Bugün öğrendim ki: Japon fahişelerin (oiran) sadece seks işçisi olmadıklarını, şiir, müzik ve çay töreninde eğitim almış seçkin sanatçılar olduklarını ve "moda dünyasının zirvesi olarak kabul edildiklerini ve birçok kadının onların saç stillerini ve kıyafetlerini taklit ettiğini" söyledi.

Japon tarihindeki yüksek rütbeli cariyeler kategorisi.

Oran veya Ouran Yüksek Okulu Host Kulübü ile karıştırılmamalıdır.

Oiran (花魁), daha rafine eğlence becerileri ve geleneksel sanatlarda eğitimleri nedeniyle sıradan fahişelerin (yūjo (遊女, anlamı 'haz kadın')) üstünde kabul edilen Japon tarihindeki en yüksek rütbeli cariyeler için kullanılan ortak bir terimdir. Bu kategori içinde bir dizi rütbeye ayrılan en yüksek rütbeli oiranlar, geleneksel sanatlardaki yoğun eğitimleri ve Japonya'nın siyasi başkenti olan Kyoto'da yaşayıp çalışmaları nedeniyle diğer oiranlardan ayrı tutulan tayū'lardı; siyasi iktidarın Tokyo'ya taşınmasıyla birlikte ülkenin kültürel kalbi Kyoto olarak kaldı.[1] Oiranlar tanım gereği fuhuşla da uğraşsalar da, yüksek rütbeli oiranların hangi müşterileri kabul edecekleri konusunda bir ölçüde seçme hakkı vardı.[2]

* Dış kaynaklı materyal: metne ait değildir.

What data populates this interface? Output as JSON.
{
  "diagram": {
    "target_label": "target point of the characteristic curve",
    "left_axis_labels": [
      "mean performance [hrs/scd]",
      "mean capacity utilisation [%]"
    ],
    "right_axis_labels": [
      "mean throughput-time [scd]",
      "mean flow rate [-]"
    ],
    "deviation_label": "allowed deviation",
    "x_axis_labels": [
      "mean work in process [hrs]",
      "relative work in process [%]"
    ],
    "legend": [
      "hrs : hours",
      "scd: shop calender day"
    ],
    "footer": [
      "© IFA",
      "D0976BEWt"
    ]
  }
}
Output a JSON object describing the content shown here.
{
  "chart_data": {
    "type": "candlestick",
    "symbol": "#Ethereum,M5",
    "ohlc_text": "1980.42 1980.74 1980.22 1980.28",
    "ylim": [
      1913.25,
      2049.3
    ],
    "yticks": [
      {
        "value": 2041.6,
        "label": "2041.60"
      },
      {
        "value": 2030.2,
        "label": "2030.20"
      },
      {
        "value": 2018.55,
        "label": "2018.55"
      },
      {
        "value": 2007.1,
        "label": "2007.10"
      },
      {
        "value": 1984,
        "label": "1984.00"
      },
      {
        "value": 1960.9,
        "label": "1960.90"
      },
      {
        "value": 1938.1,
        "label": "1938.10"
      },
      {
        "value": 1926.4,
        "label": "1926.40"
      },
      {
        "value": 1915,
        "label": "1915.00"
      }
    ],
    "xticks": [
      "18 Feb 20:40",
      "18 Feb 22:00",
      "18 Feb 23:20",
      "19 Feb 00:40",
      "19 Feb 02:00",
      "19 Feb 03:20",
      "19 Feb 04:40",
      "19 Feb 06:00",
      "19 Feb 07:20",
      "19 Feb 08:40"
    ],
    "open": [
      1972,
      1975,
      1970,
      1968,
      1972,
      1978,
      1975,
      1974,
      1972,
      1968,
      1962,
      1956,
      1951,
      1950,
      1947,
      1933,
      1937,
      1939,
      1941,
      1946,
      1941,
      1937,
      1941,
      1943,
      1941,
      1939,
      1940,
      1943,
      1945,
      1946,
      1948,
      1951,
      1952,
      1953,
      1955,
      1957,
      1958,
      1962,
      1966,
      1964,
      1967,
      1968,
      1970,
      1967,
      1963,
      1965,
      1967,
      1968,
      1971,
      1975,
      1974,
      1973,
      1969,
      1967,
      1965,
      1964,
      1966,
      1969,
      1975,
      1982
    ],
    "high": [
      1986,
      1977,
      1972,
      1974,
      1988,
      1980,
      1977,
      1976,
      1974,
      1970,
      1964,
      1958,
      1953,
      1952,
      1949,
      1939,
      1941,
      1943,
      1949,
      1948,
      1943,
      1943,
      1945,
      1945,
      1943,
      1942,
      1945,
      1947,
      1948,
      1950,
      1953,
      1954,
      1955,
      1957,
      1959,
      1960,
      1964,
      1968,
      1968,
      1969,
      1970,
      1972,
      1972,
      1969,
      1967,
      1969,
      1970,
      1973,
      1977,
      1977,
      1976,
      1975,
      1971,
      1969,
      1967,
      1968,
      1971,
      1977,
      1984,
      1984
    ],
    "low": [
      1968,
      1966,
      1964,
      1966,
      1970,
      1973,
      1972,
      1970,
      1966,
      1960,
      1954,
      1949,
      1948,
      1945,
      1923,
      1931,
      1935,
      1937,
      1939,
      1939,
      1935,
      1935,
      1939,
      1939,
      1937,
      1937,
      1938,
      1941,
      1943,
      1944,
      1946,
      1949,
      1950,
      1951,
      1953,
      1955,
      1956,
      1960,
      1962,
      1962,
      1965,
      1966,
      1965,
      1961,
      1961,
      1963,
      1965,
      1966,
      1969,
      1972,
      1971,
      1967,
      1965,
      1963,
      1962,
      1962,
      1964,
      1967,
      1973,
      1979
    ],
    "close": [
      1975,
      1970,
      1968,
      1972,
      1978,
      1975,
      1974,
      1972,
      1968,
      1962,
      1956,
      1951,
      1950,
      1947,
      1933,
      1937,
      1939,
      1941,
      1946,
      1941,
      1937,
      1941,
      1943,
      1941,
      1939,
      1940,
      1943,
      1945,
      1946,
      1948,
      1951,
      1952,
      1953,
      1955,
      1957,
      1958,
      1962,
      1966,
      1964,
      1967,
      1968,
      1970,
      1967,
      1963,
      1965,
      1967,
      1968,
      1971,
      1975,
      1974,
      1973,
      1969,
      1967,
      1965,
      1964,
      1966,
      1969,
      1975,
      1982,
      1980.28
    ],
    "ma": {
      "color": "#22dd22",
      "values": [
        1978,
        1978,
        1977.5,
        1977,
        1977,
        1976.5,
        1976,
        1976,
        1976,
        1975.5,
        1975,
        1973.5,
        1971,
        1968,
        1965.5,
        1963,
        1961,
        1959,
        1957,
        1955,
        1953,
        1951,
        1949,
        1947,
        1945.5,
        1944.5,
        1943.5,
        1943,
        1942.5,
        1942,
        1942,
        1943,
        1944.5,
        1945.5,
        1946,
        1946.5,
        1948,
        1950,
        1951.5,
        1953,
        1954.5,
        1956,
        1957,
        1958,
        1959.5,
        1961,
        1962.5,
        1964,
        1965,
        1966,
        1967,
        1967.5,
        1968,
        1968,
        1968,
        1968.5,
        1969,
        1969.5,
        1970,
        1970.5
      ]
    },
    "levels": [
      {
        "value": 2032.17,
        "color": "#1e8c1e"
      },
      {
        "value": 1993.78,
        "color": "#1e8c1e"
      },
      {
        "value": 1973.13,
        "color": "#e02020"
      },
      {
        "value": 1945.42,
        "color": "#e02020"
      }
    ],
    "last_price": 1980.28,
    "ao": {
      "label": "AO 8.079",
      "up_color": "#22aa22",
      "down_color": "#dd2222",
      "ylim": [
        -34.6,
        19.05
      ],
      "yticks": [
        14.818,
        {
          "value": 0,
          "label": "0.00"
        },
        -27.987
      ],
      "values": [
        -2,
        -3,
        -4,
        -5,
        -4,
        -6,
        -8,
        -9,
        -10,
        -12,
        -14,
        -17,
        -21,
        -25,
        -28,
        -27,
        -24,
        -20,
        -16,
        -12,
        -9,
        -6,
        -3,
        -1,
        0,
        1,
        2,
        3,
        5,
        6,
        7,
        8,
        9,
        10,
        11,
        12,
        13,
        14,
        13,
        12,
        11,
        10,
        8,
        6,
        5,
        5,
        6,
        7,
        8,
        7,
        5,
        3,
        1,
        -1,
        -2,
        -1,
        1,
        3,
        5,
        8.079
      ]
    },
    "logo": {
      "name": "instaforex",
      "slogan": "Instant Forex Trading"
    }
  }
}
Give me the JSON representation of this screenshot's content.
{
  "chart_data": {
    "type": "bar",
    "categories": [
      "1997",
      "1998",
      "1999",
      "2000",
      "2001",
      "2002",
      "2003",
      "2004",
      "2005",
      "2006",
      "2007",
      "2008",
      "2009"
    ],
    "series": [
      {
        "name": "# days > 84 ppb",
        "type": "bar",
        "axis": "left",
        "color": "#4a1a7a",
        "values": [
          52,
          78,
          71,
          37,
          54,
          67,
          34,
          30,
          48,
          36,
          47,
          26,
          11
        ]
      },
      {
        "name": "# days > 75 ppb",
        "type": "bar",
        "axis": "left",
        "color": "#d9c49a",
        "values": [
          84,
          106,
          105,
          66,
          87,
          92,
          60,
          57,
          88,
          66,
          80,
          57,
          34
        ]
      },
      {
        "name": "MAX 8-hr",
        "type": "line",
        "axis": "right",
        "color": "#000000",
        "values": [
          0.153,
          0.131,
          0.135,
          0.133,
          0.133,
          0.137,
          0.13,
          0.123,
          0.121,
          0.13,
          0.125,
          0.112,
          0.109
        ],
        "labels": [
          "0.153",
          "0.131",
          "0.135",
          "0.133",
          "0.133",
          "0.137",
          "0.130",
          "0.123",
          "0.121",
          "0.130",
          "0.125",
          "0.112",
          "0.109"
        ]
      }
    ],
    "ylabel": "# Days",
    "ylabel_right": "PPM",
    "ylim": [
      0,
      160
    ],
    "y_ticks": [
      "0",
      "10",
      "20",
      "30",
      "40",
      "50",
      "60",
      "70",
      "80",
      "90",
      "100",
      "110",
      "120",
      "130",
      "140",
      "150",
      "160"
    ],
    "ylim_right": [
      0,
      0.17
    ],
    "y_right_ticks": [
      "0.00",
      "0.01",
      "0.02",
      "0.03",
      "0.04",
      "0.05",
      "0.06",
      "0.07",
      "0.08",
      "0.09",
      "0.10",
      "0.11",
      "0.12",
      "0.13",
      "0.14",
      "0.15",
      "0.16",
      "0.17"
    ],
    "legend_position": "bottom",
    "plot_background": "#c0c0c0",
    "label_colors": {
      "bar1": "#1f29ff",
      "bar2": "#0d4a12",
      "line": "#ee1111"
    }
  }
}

Oiran terimi, 1750'lerde Edo'nun kırmızı ışık bölgesi Yoshiwara'da ortaya çıkmış ve tarihi Japonya'daki tüm yüksek seviyeli cariye rütbelerine uygulanmıştır.[3]

Oiran'ın hizmetleri, özel ve pahalı olmakla tanınıyordu; oiranlar genellikle toplumun üst sınıflarını eğlendirir, üst sınıf erkeklerin kalplerini çalabilme ve zekalarıyla eşleşebilme algılanan yeteneklerinden dolayı keisei (anlamı 'kale yıkan') lakabını kazandılar. Birçok oiran, eğlence mahallelerinin hem içinde hem de dışında ünlü oldu ve ukiyo-e ahşap baskı resimlerinde ve kabuki tiyatro oyunlarında sıklıkla tasvir edildi. Oiran'ın şarkı söyleme, klasik dans ve müzik gibi geleneksel sanatlarda, kokyū ve koto çalabilme yeteneği de dahil olmak üzere yetkin olması ve müşterilerle üst sınıf ve resmi bir dille konuşması bekleniyordu.

Mesleklerinin tarihi zirvesinde trend belirleyici ve şık kadınlar olarak kabul edilmelerine rağmen, bu itibar daha sonra 18. yüzyılın sonlarından 19. yüzyıla kadar, tüccar sınıfları arasında basitleştirilmiş kıyafetleri, kouta olarak bilinen kısa, modern şarkıları şamisenle çalma yetenekleri ve çağdaş kadınlık ve erkekler için arkadaşlıklarının daha moda ifadeleriyle popüler hale gelen geyşa tarafından gasp edildi[4]; bu, son derece zenginlerin zevklerini yansıtıyordu, ancak müşterilerinin çoğunluğunu oluşturan alt sınıf tüccarlar için de geçerliydi.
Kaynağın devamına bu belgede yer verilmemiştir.